En la construcción de esta topología, uno no deja de oír los susurros tanto de Barthes como de Kristeva, enunciados indirectamente y re-inscriptos dentro del campo latinoamericano por la escritura de Richard. Durante la década de los sesenta, Barthes, envuelto en una polémica con la crítica tradicional francesa, hizo una distinción entre “ciencia” y “crítica”. Para él, estas dos prácticas contienen dos discursos muy distintivos y contradictorios: una ciencia de la literatura (y de la escritura) es “un discurso general cuyo objeto es, no tal o cual sentido, sino la pluralidad misma de los sentidos en la obra” (Crítica 58). Sin embargo y paradójicamente, inmediatamente sigue diciendo que “su objeto (si algún día existe) no podrá ser otro que imponer a la obra un sentido, en nombre del cual se daría el derecho de rechazar los otros sentidos. […] no interpretará los símbolos, sino únicamente su polivalencia; en suma, su objeto no será ya los sentidos plenos de la obra, sino, por lo contrario, el sentido vacío que los sustenta a todos” (Crítica59). La crítica, por el contrario, es un discurso que “asume, abiertamente, a su propio riesgo, la intención de dar un sentido particular a la obra” (Crítica 58). “Descifra y participa de una interpretación. Sin embargo, lo que devela no puede ser un significado (porque ese significado retrocede sin cesar hasta el vacío del sujeto), sino solamente cadenas de símbolos, homología de relaciones” (Crítica 74).

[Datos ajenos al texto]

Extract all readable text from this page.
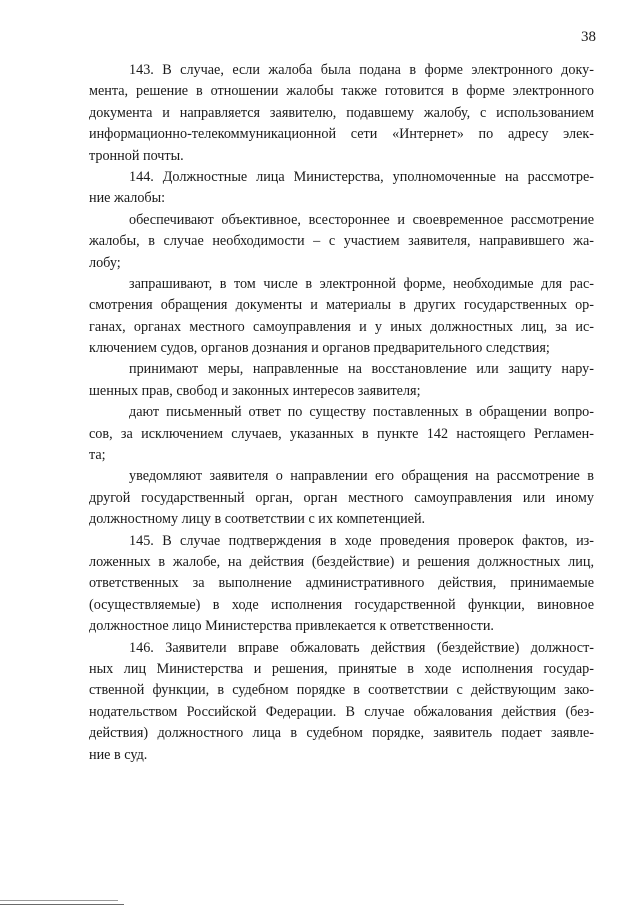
38
143. В случае, если жалоба была подана в форме электронного доку-
мента, решение в отношении жалобы также готовится в форме электронного
документа и направляется заявителю, подавшему жалобу, с использованием
информационно-телекоммуникационной сети «Интернет» по адресу элек-
тронной почты.
144. Должностные лица Министерства, уполномоченные на рассмотре-
ние жалобы:
обеспечивают объективное, всестороннее и своевременное рассмотрение
жалобы, в случае необходимости – с участием заявителя, направившего жа-
лобу;
запрашивают, в том числе в электронной форме, необходимые для рас-
смотрения обращения документы и материалы в других государственных ор-
ганах, органах местного самоуправления и у иных должностных лиц, за ис-
ключением судов, органов дознания и органов предварительного следствия;
принимают меры, направленные на восстановление или защиту нару-
шенных прав, свобод и законных интересов заявителя;
дают письменный ответ по существу поставленных в обращении вопро-
сов, за исключением случаев, указанных в пункте 142 настоящего Регламен-
та;
уведомляют заявителя о направлении его обращения на рассмотрение в
другой государственный орган, орган местного самоуправления или иному
должностному лицу в соответствии с их компетенцией.
145. В случае подтверждения в ходе проведения проверок фактов, из-
ложенных в жалобе, на действия (бездействие) и решения должностных лиц,
ответственных за выполнение административного действия, принимаемые
(осуществляемые) в ходе исполнения государственной функции, виновное
должностное лицо Министерства привлекается к ответственности.
146. Заявители вправе обжаловать действия (бездействие) должност-
ных лиц Министерства и решения, принятые в ходе исполнения государ-
ственной функции, в судебном порядке в соответствии с действующим зако-
нодательством Российской Федерации. В случае обжалования действия (без-
действия) должностного лица в судебном порядке, заявитель подает заявле-
ние в суд.
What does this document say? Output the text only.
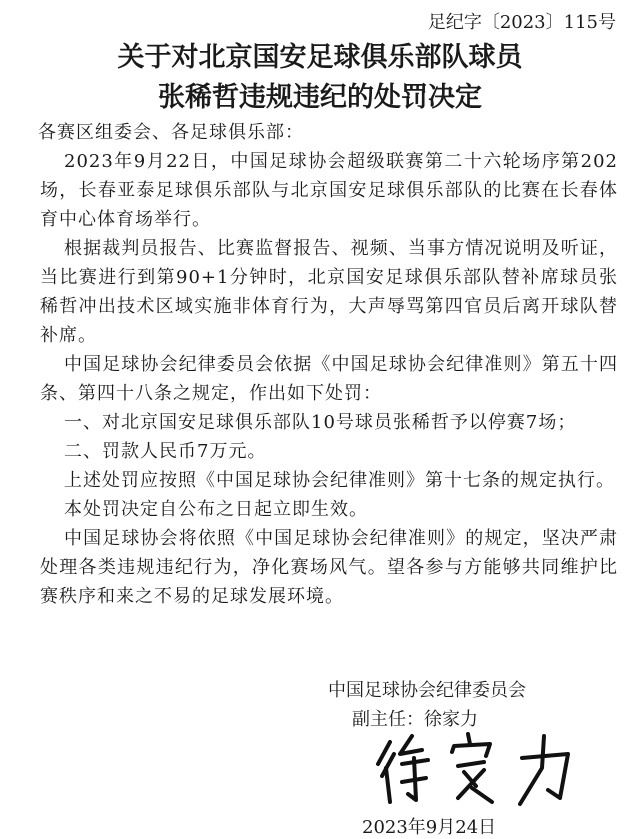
足纪字〔2023〕115号
关于对北京国安足球俱乐部队球员
张稀哲违规违纪的处罚决定

各赛区组委会、各足球俱乐部：

2023年9月22日，中国足球协会超级联赛第二十六轮场序第202场，长春亚泰足球俱乐部队与北京国安足球俱乐部队的比赛在长春体育中心体育场举行。

根据裁判员报告、比赛监督报告、视频、当事方情况说明及听证，当比赛进行到第90+1分钟时，北京国安足球俱乐部队替补席球员张稀哲冲出技术区域实施非体育行为，大声辱骂第四官员后离开球队替补席。

中国足球协会纪律委员会依据《中国足球协会纪律准则》第五十四条、第四十八条之规定，作出如下处罚：

一、对北京国安足球俱乐部队10号球员张稀哲予以停赛7场；

二、罚款人民币7万元。

上述处罚应按照《中国足球协会纪律准则》第十七条的规定执行。

本处罚决定自公布之日起立即生效。

中国足球协会将依照《中国足球协会纪律准则》的规定，坚决严肃处理各类违规违纪行为，净化赛场风气。望各参与方能够共同维护比赛秩序和来之不易的足球发展环境。

中国足球协会纪律委员会
副主任：徐家力
2023年9月24日
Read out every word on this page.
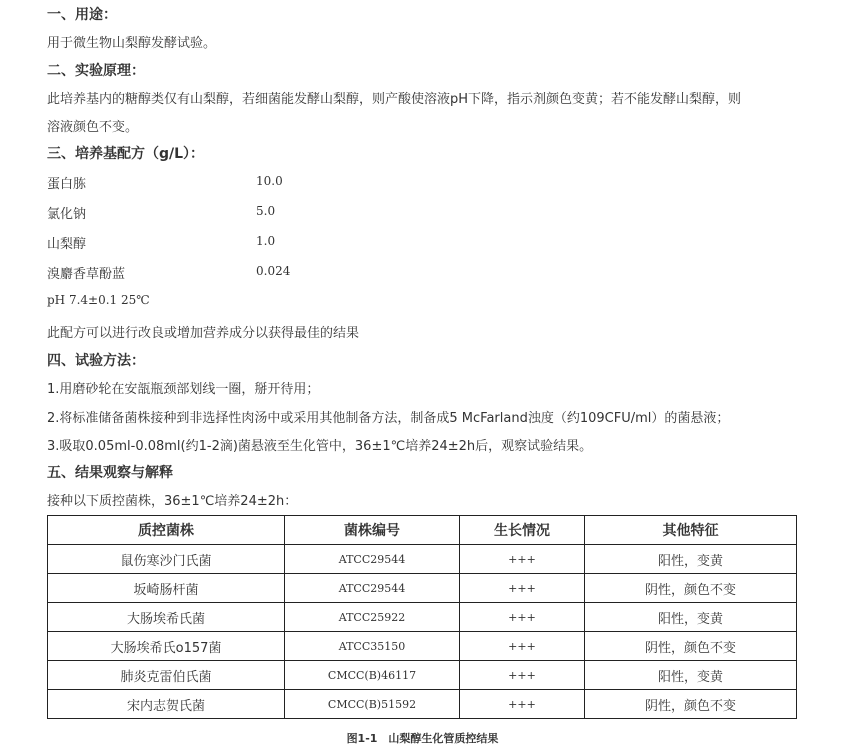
一、用途：
用于微生物山梨醇发酵试验。
二、实验原理：
此培养基内的糖醇类仅有山梨醇，若细菌能发酵山梨醇，则产酸使溶液pH下降，指示剂颜色变黄；若不能发酵山梨醇，则
溶液颜色不变。
三、培养基配方（g/L）：
蛋白胨	10.0
氯化钠	5.0
山梨醇	1.0
溴麝香草酚蓝	0.024
pH 7.4±0.1 25℃
此配方可以进行改良或增加营养成分以获得最佳的结果
四、试验方法：
1.用磨砂轮在安瓿瓶颈部划线一圈，掰开待用；
2.将标准储备菌株接种到非选择性肉汤中或采用其他制备方法，制备成5 McFarland浊度（约109CFU/ml）的菌悬液；
3.吸取0.05ml-0.08ml(约1-2滴)菌悬液至生化管中，36±1℃培养24±2h后，观察试验结果。
五、结果观察与解释
接种以下质控菌株，36±1℃培养24±2h：
质控菌株	菌株编号	生长情况	其他特征
鼠伤寒沙门氏菌	ATCC29544	+++	阳性，变黄
坂崎肠杆菌	ATCC29544	+++	阴性，颜色不变
大肠埃希氏菌	ATCC25922	+++	阳性，变黄
大肠埃希氏o157菌	ATCC35150	+++	阴性，颜色不变
肺炎克雷伯氏菌	CMCC(B)46117	+++	阳性，变黄
宋内志贺氏菌	CMCC(B)51592	+++	阴性，颜色不变
图1-1　山梨醇生化管质控结果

Por lo tanto, la crítica produce sentidos al jugar con la lógica de los significantes. Más tarde, en El susurro del lenguaje, Barthes vuelve a exponer esta separación, aunque metonímicamente desplazada en otra dicotomía: practicar la literatura –la escritura y la crítica– se opone directamente a la enseñanza de la práctica de la literatura –la ciencia. “Esta antinomia [escribe] es grave porque tiene mucho que ver con un problema, más candente quizás hoy en día, que es el problema de la transmisión del saber; ahí reside […] el problema fundamental de la alienación” (57). Estas dicotomías se reinscriben en los textos de Richard, en los cuales se produce una homología no sólo de predicados sino también de sujetos: la crítica cultural es a la práctica de la literatura, la crítica y la producción de significaciones lo que los estudios culturales son a la enseñanza de la práctica de la literatura, la ciencia y la producción de significados. La posición de Richard, aquí, reverbera no sólo contra la academia y la formalización de la crítica en ciencia sino que también se constituye en el meollo de las acusaciones sostenidas por la crítica cultural contra los estudios culturales.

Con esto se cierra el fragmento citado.